From JOHN THE PUPIL by David Flusfeder, From pgs. 79-82
Because they were calling us demons, because they could make as if we were a threat to them and to their village and to their low crops, that gave them the excuse to look through our bags and there was nothing we could do to stop them. They found the treasures I had gathered and they threw them around, as if they were worthless, although some thought them proof of our sorcery, and they affected still to believe that we were inspired by the Devil to stop their crops and bring a blight upon them, but they were, as Brother Bernard shouted out to them before they stopped his mouth with foul rags, simple thieves.

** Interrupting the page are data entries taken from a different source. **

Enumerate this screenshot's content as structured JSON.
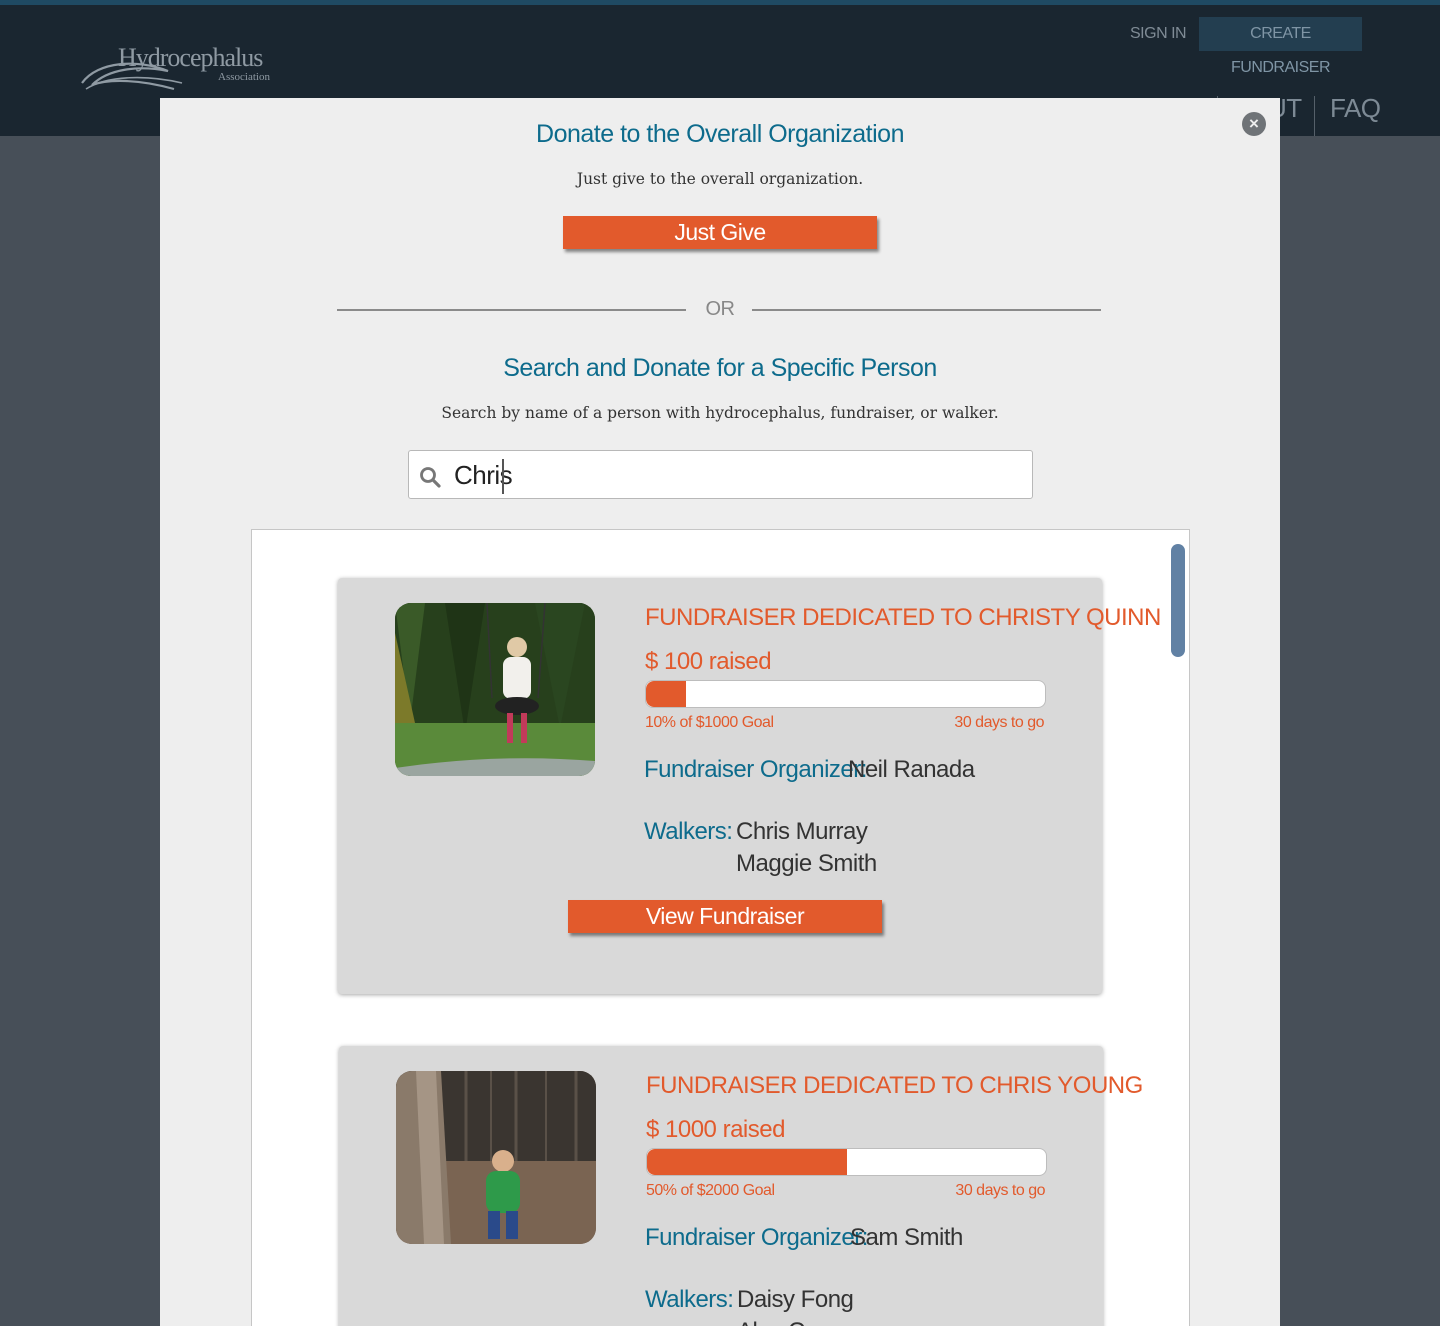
{
  "header": {
    "logo": {
      "name": "Hydrocephalus",
      "sub": "Association"
    },
    "sign_in": "SIGN IN",
    "create_fundraiser": "CREATE FUNDRAISER",
    "nav": {
      "about_partial": "UT",
      "faq": "FAQ"
    }
  },
  "modal": {
    "overall": {
      "title": "Donate to the Overall Organization",
      "subtitle": "Just give to the overall organization.",
      "button": "Just Give"
    },
    "divider": "OR",
    "specific": {
      "title": "Search and Donate for a Specific Person",
      "subtitle": "Search by name of a person with hydrocephalus, fundraiser, or walker."
    },
    "search": {
      "value": "Chris",
      "icon": "search-icon"
    },
    "close_icon": "close-icon"
  },
  "results": [
    {
      "title": "FUNDRAISER DEDICATED TO CHRISTY QUINN",
      "raised": "$ 100 raised",
      "progress": 0.1,
      "goal_text": "10% of $1000 Goal",
      "days_text": "30 days to go",
      "organizer_label": "Fundraiser Organizer:",
      "organizer": "Neil Ranada",
      "walkers_label": "Walkers:",
      "walkers": [
        "Chris Murray",
        "Maggie Smith"
      ],
      "button": "View Fundraiser"
    },
    {
      "title": "FUNDRAISER DEDICATED TO CHRIS YOUNG",
      "raised": "$ 1000 raised",
      "progress": 0.5,
      "goal_text": "50% of $2000 Goal",
      "days_text": "30 days to go",
      "organizer_label": "Fundraiser Organizer:",
      "organizer": "Sam Smith",
      "walkers_label": "Walkers:",
      "walkers": [
        "Daisy Fong",
        "Alex C"
      ]
    }
  ],
  "colors": {
    "accent_orange": "#e25a2c",
    "title_teal": "#0d6b8c",
    "header_dark": "#1a2630",
    "scrollbar": "#6181a4"
  }
}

I do not know if I understand anything, if the unworthy capacities that impressed my Master are merely a trick of mimicry and memory. Numbers are shapes that I can repeat and multiply; but maybe they signify nothing outside of themselves. Without correspondence in my heart or spirit, their true essence goes untouched. My Master uses his intellect as an instrument to apprehend holy truths and deliver them to those that can use them best; mine is a performance to impress an audience, to plead, not quite to pray. Except, when I was in the witness of my harshest audience yet, harsher than my Master, harsher even than the Principal, I failed.
And covered by darkness, the solitary tolling of a bell, and a new sound rose to our ears, a slow heavy clinking, engine of hell. But this is wrongly told, I am leaping ahead of my story, how may I switch from day to night, it was still daylight, our interrogation proceeded, we were powerless except for the infinite mercy of God.
Cupidity and avarice overcame their superstition and supposition, and they decided after all that we were criminals carrying a great treasure. When we were hungry they did not feed us, when we were thirsty they did not give us water, instead they spat at us some of the beer they were drinking, and then sat together away from us as if they were frightened they had gone too far and maybe we were demons after all, the Pope’s Friars, who might enact a terrible revenge.
Then came the sound of him, and he arrived in the torchlight, our old enemy, the malevolent Simeon the Palmer. After that, even at this remove, I have difficulty in remembering the events in the order that they occurred. Simeon was wary of us, but he knew what he desired. And I understand now that it was in that first moment of our meeting, when he saw my hand go to the scrip in which I carry my Master’s Great Work, that he had decided what he would steal from us.
That was not all they took. They took the apparatus to demonstrate to the Pope, and they threw aside the rest of our things, the bundle of rags that my Master had given me for when we had lost all hope, and the treasures that I had gathered and which they did not have the eyes to see, and the writings I have made, because they have no interest in them. And they drove us out of their village and we sat on a hillside by a stream and Brother Bernard, like a beast, knelt on all fours and drank from the stream to try to wash away the foul taste of the rags, and this was the time of the greatest sorrow.
Which we made worse, by chiding one another. We had failed and I was unable to consider any course of action, because I was thinking about our return and my Master’s face when I would tell him of our failure, all his great hopes gone.
My companions told me that I should open the package that my Master gave me. This was even though they had lost all respect for my powers and my leadership and, by extension, my Master’s authority and wisdom were becoming null. But in time of no hope, fleeting comfort may be found in even the slightest possibility of a change of state. The sky was dark, a sliver of moon above us, the North Star, and I ripped the cloth with Brother Bernard’s knife.
I do not know what I was expecting. My fingertips recognised it instantly, but my understanding tarried behind. I had to hold it, open it, feel the fall of the pages, some few of which have been inscribed by me. I told them,
It is my Master’s Book.
Both my companions asked what then was in the box that the Palmer had stolen. I think some of my authority was already returning, but I did not give an answer because it was at that moment that the night was torn apart. A crack of thunder as loud as the trumpets at Jericho sounded, followed by screams of fear, the noises of consternation and confusion, villagers running below as if the Devil himself were riding them.
I returned to the empty village with my reluctant companions and saw there the wreckage of the shining box that the Palmer had stolen and the smell of sulphur from the firecracker that my providential Master had placed beneath its lid.
We gathered what was left of our possessions and returned to the road, walking by starlight, and when my companions asked why they were chosen for this journey, I answered that I had chosen them, because they were the two members of our Order that I loved the best.